According to The New Yorker, in 1993, Louboutin wanted to make a shoe inspired by Warhol's "Flowers" drawing. When the prototype of the shoe arrived, he was pleased with it but still couldn't shake the feeling that "the drawing still was stronger." He looked around and saw an assistant painting her nails a bright red color. He grabbed her nail polish and painted it all over the black sole of the shoe.
5. Your salary might determine the type of shoes you wear to work.
According to a Beso.com poll conducted in 2013 among 6,750 women, 71 percent of women polled who make less than $40,000 a year never wear heels to work, while 21 percent who make $150,000 and more wear heels to work every day.
6. There's more to your shoe addiction than just trying to keep up with trends.
In a 2010 interview with Cosmopolitan, Suzanne Ferriss, PhD, and editor of "Footnotes: On Shoes," said that a woman's addiction to buying shoes triggers an area in the brain's prefrontal cortex that is called the collecting spot. "Shoes
are a collector's item, whether women realize they perceive them that way or not," she said. Think about it: Many women display their shoes on very organized racks.
7. Audrey Hepburn could be credited with bringing loafers into style.
As we've noted before, Hepburn was able to make loafers look just as great on women as they do on men. The Wall Street Journal credits the rise in loafers' popularity to Audrey Hepburn wearing them in the 1957 film, "Funny Face," in which the actress "wore (and danced in) black leather Ferragamos as an anti-fashion beatnik bookstore clerk."
8. Dr. Martens were originally considered practical working men's boots for their air-cushioned soles.
The original Dr. Martens boot was created by the German inventors, Dr. Maertens and his friend, Dr. Funck, who invented the shoe's air-cushioned sole. A British boot manufacturer released the shoe in 1960. It was marketed to working men as reliable footwear, and became popular in the 1970s among Britain's counterculture and punk-music movement.

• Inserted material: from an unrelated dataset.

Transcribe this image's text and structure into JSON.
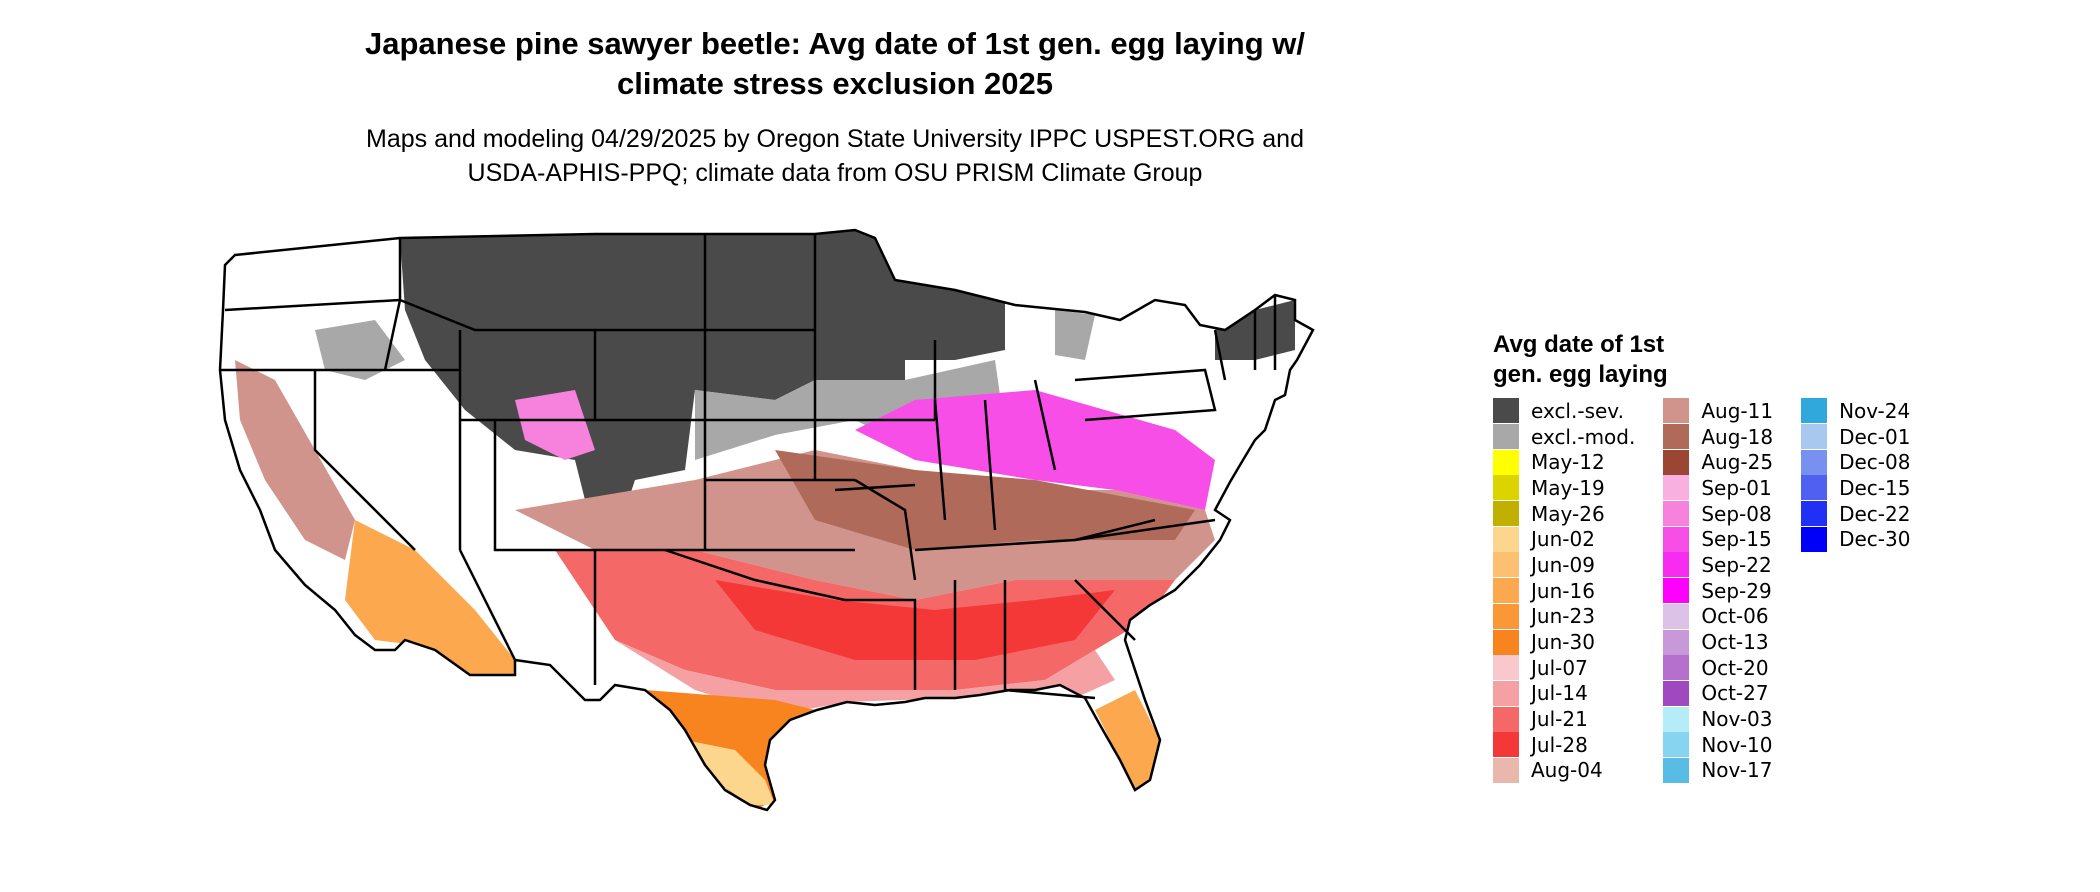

9. Salvatore Ferragamo invented the wedge shoe when Italy was suffering from closed trade with other countries.
Salvatore Ferragamo 80MM Madea Leather & Cork Wedges, $674; luisaviaroma.com.
The wedge shoe was invented out of necessity in the 1940s. Due to the economic sanctions against Italy, Ferragamo could no longer purchase steel for his traditional heels. According to the fashion house's website, Ferragamo wrote at the time, "I experimented with pieces of Sardinian cork, pushing and gluing and fixing and trimming until the entire space between the sole and the heel was blocked solid." Apparently, after a few weeks, it became one of the most popular styles.
10. Havaianas are inspired by Japanese sandals.
According to the brand's website, the iconic Havaianas flip flop isn't smooth on the sole because it is inspired by the Zori, which the brand describes as "typical Japanese sandals made of fabric straps and rice straw soles." That's why the foot-bed of Havaianas have a textured rice pattern.
11. Even though hardly any photos of him exist on the Internet, Jeffrey Campbell is a real person.
Since he remains a total mystery, many people believe that Jeffrey Campbell is a fictional man created to represent the company. But there is an actual Jeffrey Campbell, and he did create, and still runs, the successful shoe line.
In 2013, Buzzfeed attempted to actually speak to Campbell, but was repeatedly denied. They were told by the brand's in-house spokesperson that the company prefers to "keep a low profile and let the shoes and the girls who wear them be our voice." The company or the man doesn't even have a Wikipedia page. Who are you, Jeffrey?